Eventually however, she was sent to a city hospital. With her husband at her side, the doctors told her what she already knew. She escaped before they had the chance to take her leg.

After returning home, she was encouraged to see a western doctor working in the region. The doctor asked for the help of a traditional medicine man—and together they cured the necrosis without having to remove her leg.

Throughout all this, Lucia lost touch with her husband, who she lost touch with after she ran from the hospital. For months she thought the worst, that she would never again see the love her life.

Fortunately, it turned out he just got lost in the city.

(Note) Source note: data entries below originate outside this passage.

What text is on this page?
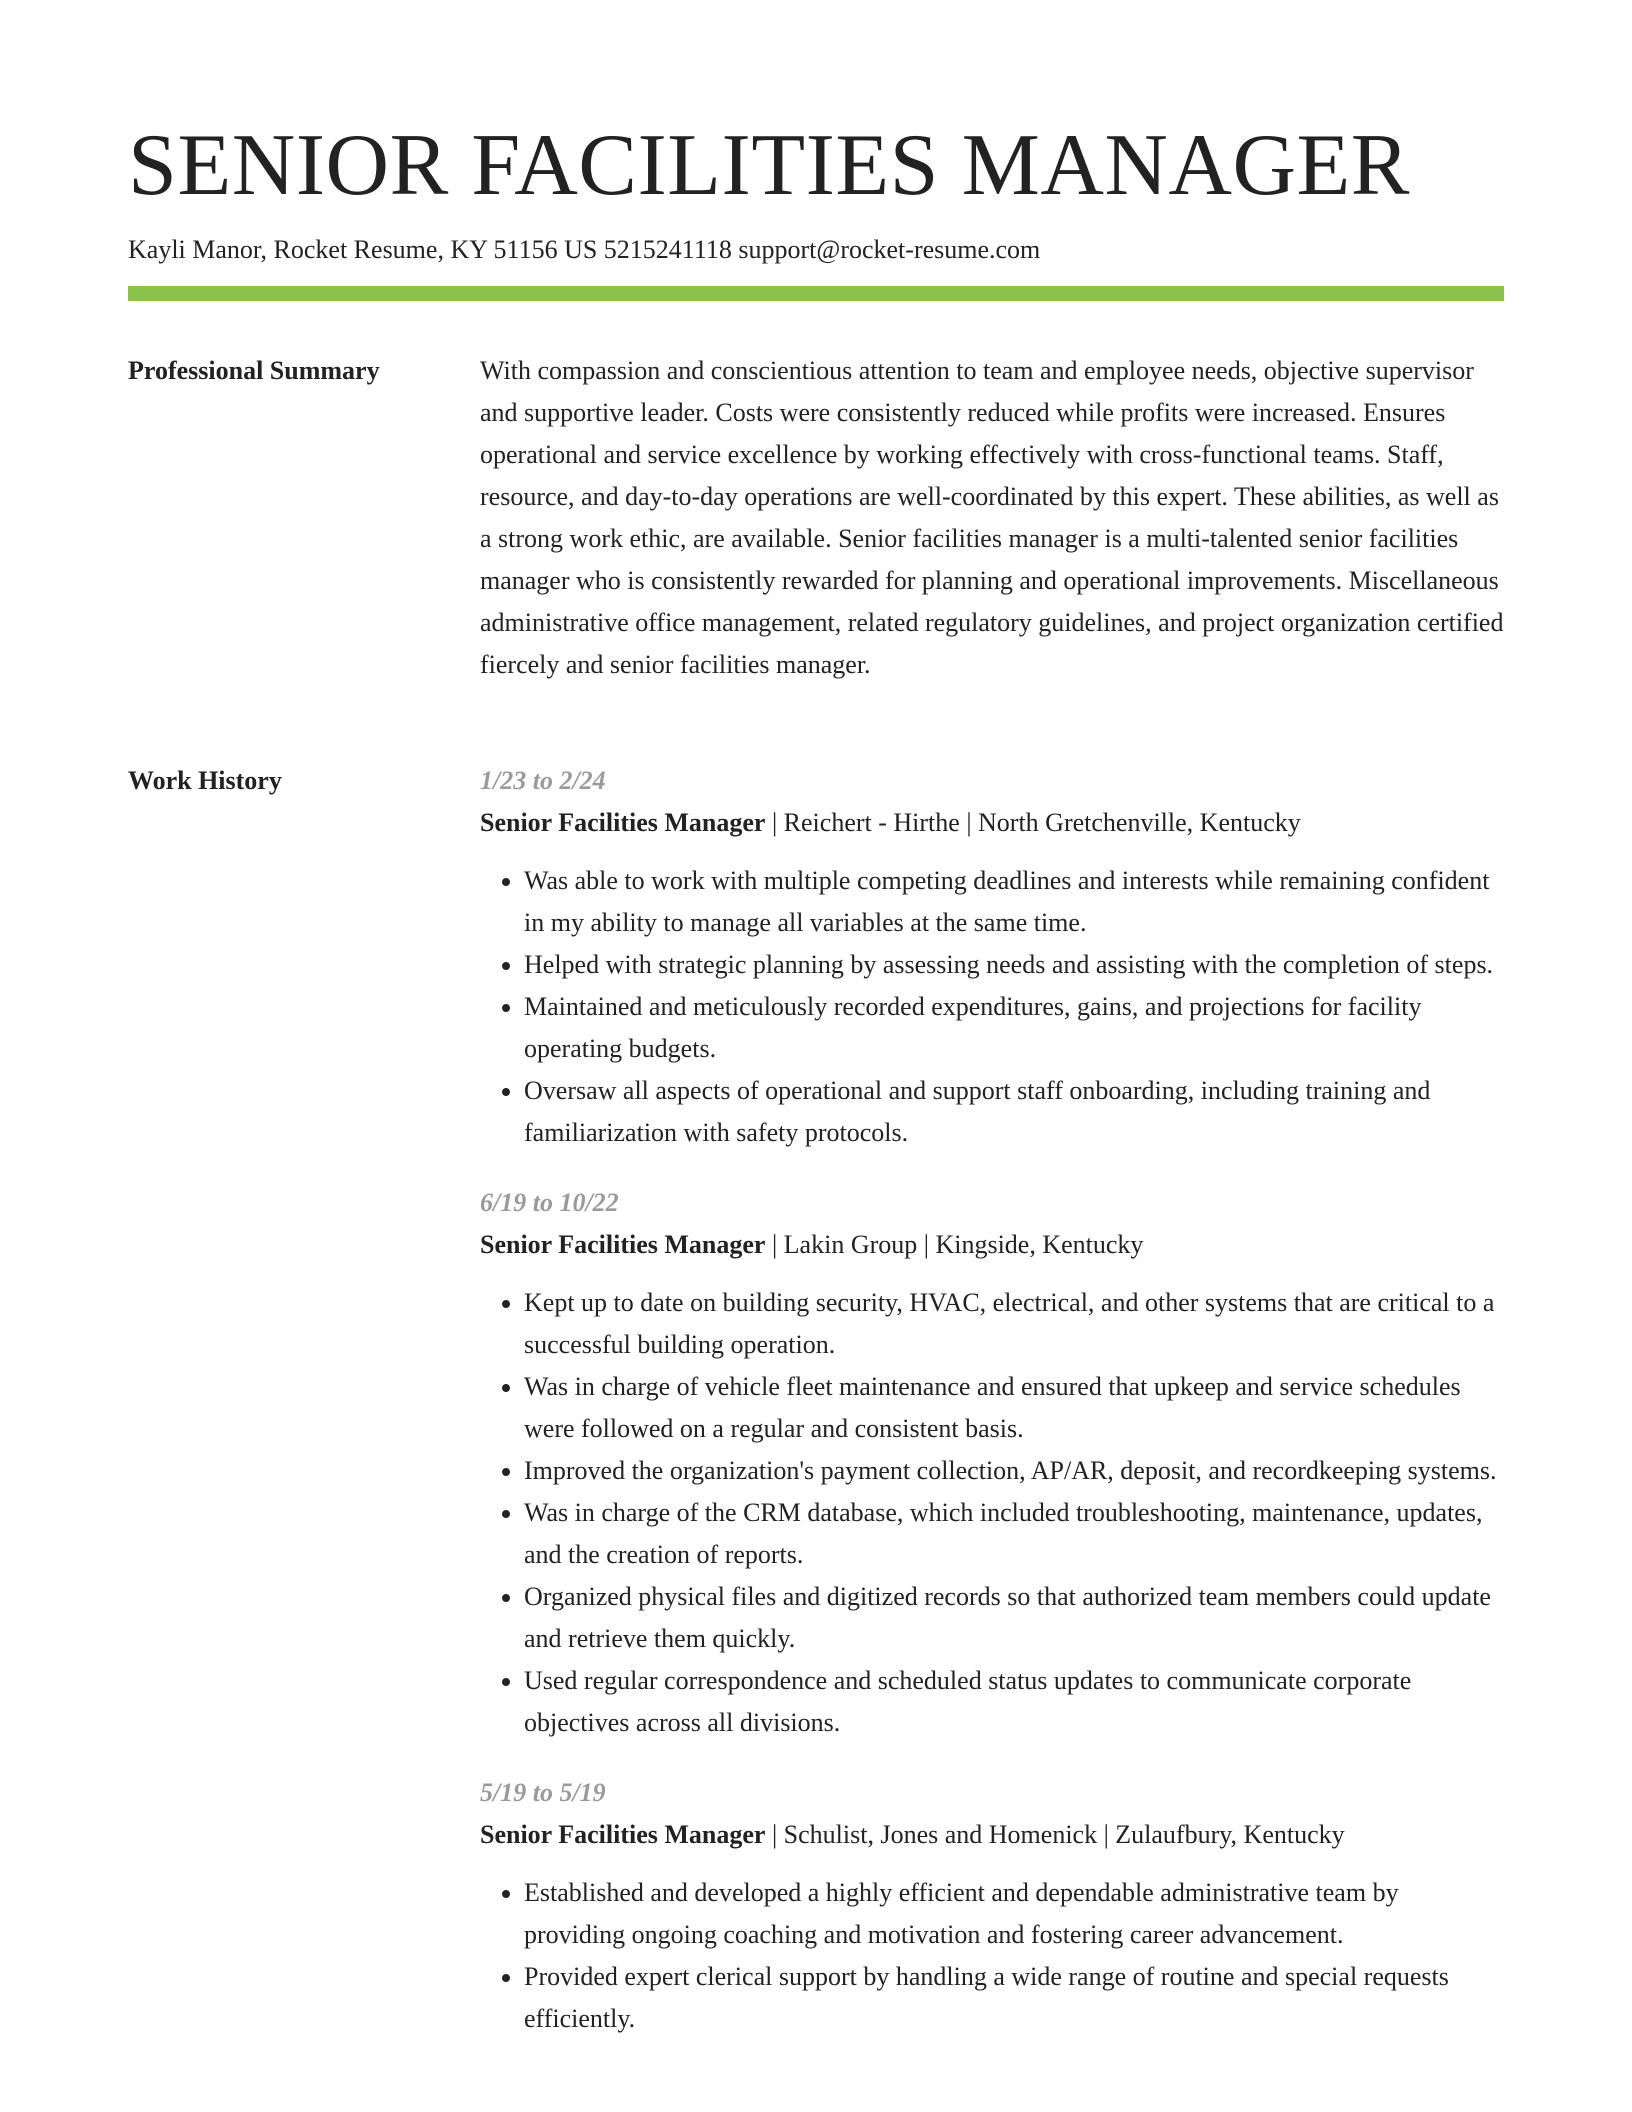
SENIOR FACILITIES MANAGER
Kayli Manor, Rocket Resume, KY 51156 US 5215241118 support@rocket-resume.com
Professional Summary	With compassion and conscientious attention to team and employee needs, objective supervisor and supportive leader. Costs were consistently reduced while profits were increased. Ensures operational and service excellence by working effectively with cross-functional teams. Staff, resource, and day-to-day operations are well-coordinated by this expert. These abilities, as well as a strong work ethic, are available. Senior facilities manager is a multi-talented senior facilities manager who is consistently rewarded for planning and operational improvements. Miscellaneous administrative office management, related regulatory guidelines, and project organization certified fiercely and senior facilities manager.

Work History	1/23 to 2/24
Senior Facilities Manager | Reichert - Hirthe | North Gretchenville, Kentucky
• Was able to work with multiple competing deadlines and interests while remaining confident in my ability to manage all variables at the same time.
• Helped with strategic planning by assessing needs and assisting with the completion of steps.
• Maintained and meticulously recorded expenditures, gains, and projections for facility operating budgets.
• Oversaw all aspects of operational and support staff onboarding, including training and familiarization with safety protocols.
6/19 to 10/22
Senior Facilities Manager | Lakin Group | Kingside, Kentucky
• Kept up to date on building security, HVAC, electrical, and other systems that are critical to a successful building operation.
• Was in charge of vehicle fleet maintenance and ensured that upkeep and service schedules were followed on a regular and consistent basis.
• Improved the organization's payment collection, AP/AR, deposit, and recordkeeping systems.
• Was in charge of the CRM database, which included troubleshooting, maintenance, updates, and the creation of reports.
• Organized physical files and digitized records so that authorized team members could update and retrieve them quickly.
• Used regular correspondence and scheduled status updates to communicate corporate objectives across all divisions.
5/19 to 5/19
Senior Facilities Manager | Schulist, Jones and Homenick | Zulaufbury, Kentucky
• Established and developed a highly efficient and dependable administrative team by providing ongoing coaching and motivation and fostering career advancement.
• Provided expert clerical support by handling a wide range of routine and special requests efficiently.
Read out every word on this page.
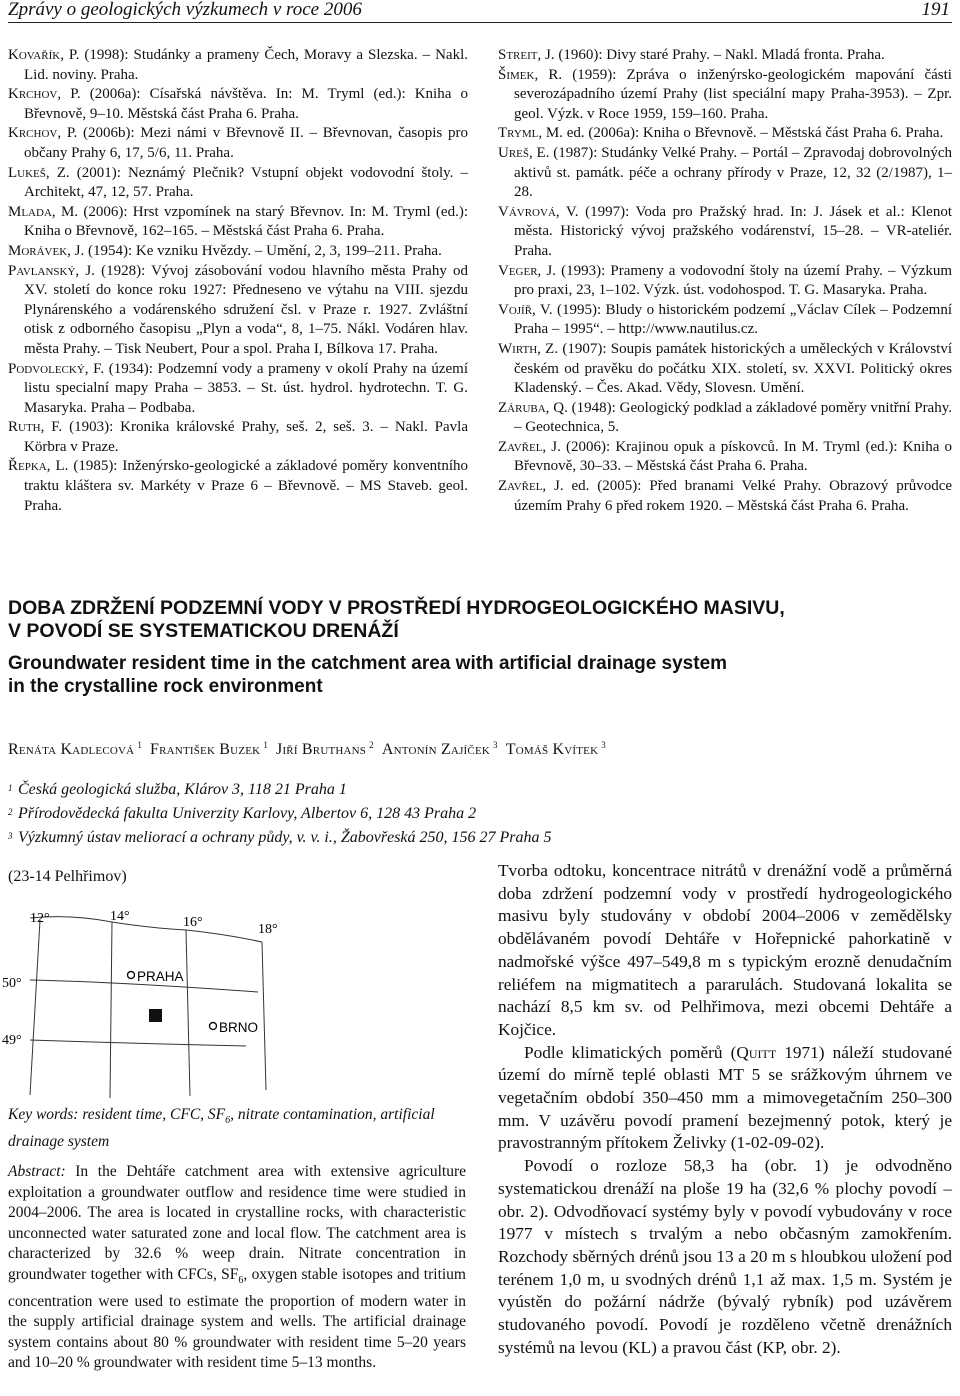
Zprávy o geologických výzkumech v roce 2006	191

Kovařík, P. (1998): Studánky a prameny Čech, Moravy a Slezska. – Nakl. Lid. noviny. Praha.

Krchov, P. (2006a): Císařská návštěva. In: M. Tryml (ed.): Kniha o Břevnově, 9–10. Městská část Praha 6. Praha.

Krchov, P. (2006b): Mezi námi v Břevnově II. – Břevnovan, časopis pro občany Prahy 6, 17, 5/6, 11. Praha.

Lukeš, Z. (2001): Neznámý Plečnik? Vstupní objekt vodovodní štoly. – Architekt, 47, 12, 57. Praha.

Mlada, M. (2006): Hrst vzpomínek na starý Břevnov. In: M. Tryml (ed.): Kniha o Břevnově, 162–165. – Městská část Praha 6. Praha.

Morávek, J. (1954): Ke vzniku Hvězdy. – Umění, 2, 3, 199–211. Praha.

Pavlanský, J. (1928): Vývoj zásobování vodou hlavního města Prahy od XV. století do konce roku 1927: Předneseno ve výtahu na VIII. sjezdu Plynárenského a vodárenského sdružení čsl. v Praze r. 1927. Zvláštní otisk z odborného časopisu „Plyn a voda“, 8, 1–75. Nákl. Vodáren hlav. města Prahy. – Tisk Neubert, Pour a spol. Praha I, Bílkova 17. Praha.

Podvolecký, F. (1934): Podzemní vody a prameny v okolí Prahy na území listu specialní mapy Praha – 3853. – St. úst. hydrol. hydrotechn. T. G. Masaryka. Praha – Podbaba.

Ruth, F. (1903): Kronika královské Prahy, seš. 2, seš. 3. – Nakl. Pavla Körbra v Praze.

Řepka, L. (1985): Inženýrsko-geologické a základové poměry konventního traktu kláštera sv. Markéty v Praze 6 – Břevnově. – MS Staveb. geol. Praha.

Streit, J. (1960): Divy staré Prahy. – Nakl. Mladá fronta. Praha.

Šimek, R. (1959): Zpráva o inženýrsko-geologickém mapování části severozápadního území Prahy (list speciální mapy Praha-3953). – Zpr. geol. Výzk. v Roce 1959, 159–160. Praha.

Tryml, M. ed. (2006a): Kniha o Břevnově. – Městská část Praha 6. Praha.

Ureš, E. (1987): Studánky Velké Prahy. – Portál – Zpravodaj dobrovolných aktivů st. památk. péče a ochrany přírody v Praze, 12, 32 (2/1987), 1–28.

Vávrová, V. (1997): Voda pro Pražský hrad. In: J. Jásek et al.: Klenot města. Historický vývoj pražského vodárenství, 15–28. – VR-ateliér. Praha.

Veger, J. (1993): Prameny a vodovodní štoly na území Prahy. – Výzkum pro praxi, 23, 1–102. Výzk. úst. vodohospod. T. G. Masaryka. Praha.

Vojíř, V. (1995): Bludy o historickém podzemí „Václav Cílek – Podzemní Praha – 1995“. – http://www.nautilus.cz.

Wirth, Z. (1907): Soupis památek historických a uměleckých v Království českém od pravěku do počátku XIX. století, sv. XXVI. Politický okres Kladenský. – Čes. Akad. Vědy, Slovesn. Umění.

Záruba, Q. (1948): Geologický podklad a základové poměry vnitřní Prahy. – Geotechnica, 5.

Zavřel, J. (2006): Krajinou opuk a pískovců. In M. Tryml (ed.): Kniha o Břevnově, 30–33. – Městská část Praha 6. Praha.

Zavřel, J. ed. (2005): Před branami Velké Prahy. Obrazový průvodce územím Prahy 6 před rokem 1920. – Městská část Praha 6. Praha.

DOBA ZDRŽENÍ PODZEMNÍ VODY V PROSTŘEDÍ HYDROGEOLOGICKÉHO MASIVU,
V POVODÍ SE SYSTEMATICKOU DRENÁŽÍ
Groundwater resident time in the catchment area with artificial drainage system
in the crystalline rock environment
Renáta Kadlecová $^1$ František Buzek $^1$ Jiří Bruthans $^2$ Antonín Zajíček $^3$ Tomáš Kvítek $^3$
1 Česká geologická služba, Klárov 3, 118 21 Praha 1
2 Přírodovědecká fakulta Univerzity Karlovy, Albertov 6, 128 43 Praha 2
3 Výzkumný ústav meliorací a ochrany půdy, v. v. i., Žabovřeská 250, 156 27 Praha 5
(23-14 Pelhřimov)
12°	14°	16°	18°
50°
49°
PRAHA
BRNO
Key words: resident time, CFC, $SF_6$, nitrate contamination, artificial drainage system
Abstract: In the Dehtáře catchment area with extensive agriculture exploitation a groundwater outflow and residence time were studied in 2004–2006. The area is located in crystalline rocks, with characteristic unconnected water saturated zone and local flow. The catchment area is characterized by 32.6 % weep drain. Nitrate concentration in groundwater together with CFCs, $SF_6$, oxygen stable isotopes and tritium concentration were used to estimate the proportion of modern water in the supply artificial drainage system and wells. The artificial drainage system contains about 80 % groundwater with resident time 5–20 years and 10–20 % groundwater with resident time 5–13 months.

Tvorba odtoku, koncentrace nitrátů v drenážní vodě a průměrná doba zdržení podzemní vody v prostředí hydrogeologického masivu byly studovány v období 2004–2006 v zemědělsky obdělávaném povodí Dehtáře v Hořepnické pahorkatině v nadmořské výšce 497–549,8 m s typickým erozně denudačním reliéfem na migmatitech a pararulách. Studovaná lokalita se nachází 8,5 km sv. od Pelhřimova, mezi obcemi Dehtáře a Kojčice.

Podle klimatických poměrů (Quitt 1971) náleží studované území do mírně teplé oblasti MT 5 se srážkovým úhrnem ve vegetačním období 350–450 mm a mimovegetačním 250–300 mm. V uzávěru povodí pramení bezejmenný potok, který je pravostranným přítokem Želivky (1-02-09-02).

Povodí o rozloze 58,3 ha (obr. 1) je odvodněno systematickou drenáží na ploše 19 ha (32,6 % plochy povodí – obr. 2). Odvodňovací systémy byly v povodí vybudovány v roce 1977 v místech s trvalým a nebo občasným zamokřením. Rozchody sběrných drénů jsou 13 a 20 m s hloubkou uložení pod terénem 1,0 m, u svodných drénů 1,1 až max. 1,5 m. Systém je vyústěn do požární nádrže (bývalý rybník) pod uzávěrem studovaného povodí. Povodí je rozděleno včetně drenážních systémů na levou (KL) a pravou část (KP, obr. 2).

Lucia and her husband are together again, reminding them — and now even us, that even in the worst of situations, good things still happen. We just have to trust our hearts, take care of ourselves, and never ever give up.

The Hupda people live in the region bordered by the rivers Tiquié and Papuri, tributaries joining the left hand bank of the river Uaupes in the Upper Rio Negro region of the state of Amazonas in Brazil and the departament of Vaupes in Colombia. They are known as being part of the Maku linguistic family and have been in contact with the frontiers of colonization since the 18th century; there are records of countless epidemics of measles, smallpox and influenza which decimated the population. Currently they are distributed in approximately 35 villages (local groups) estimated at a total of 1500 individuals. The Hupda villages are, in general, close to areas of Tukano, Tariano, Tuyuka and Piratapuia population, populations which speak languages of the Tukano linguistic family, living nears the banks of the streams and rivers which make up the hydrographic basin of the Uaupes river.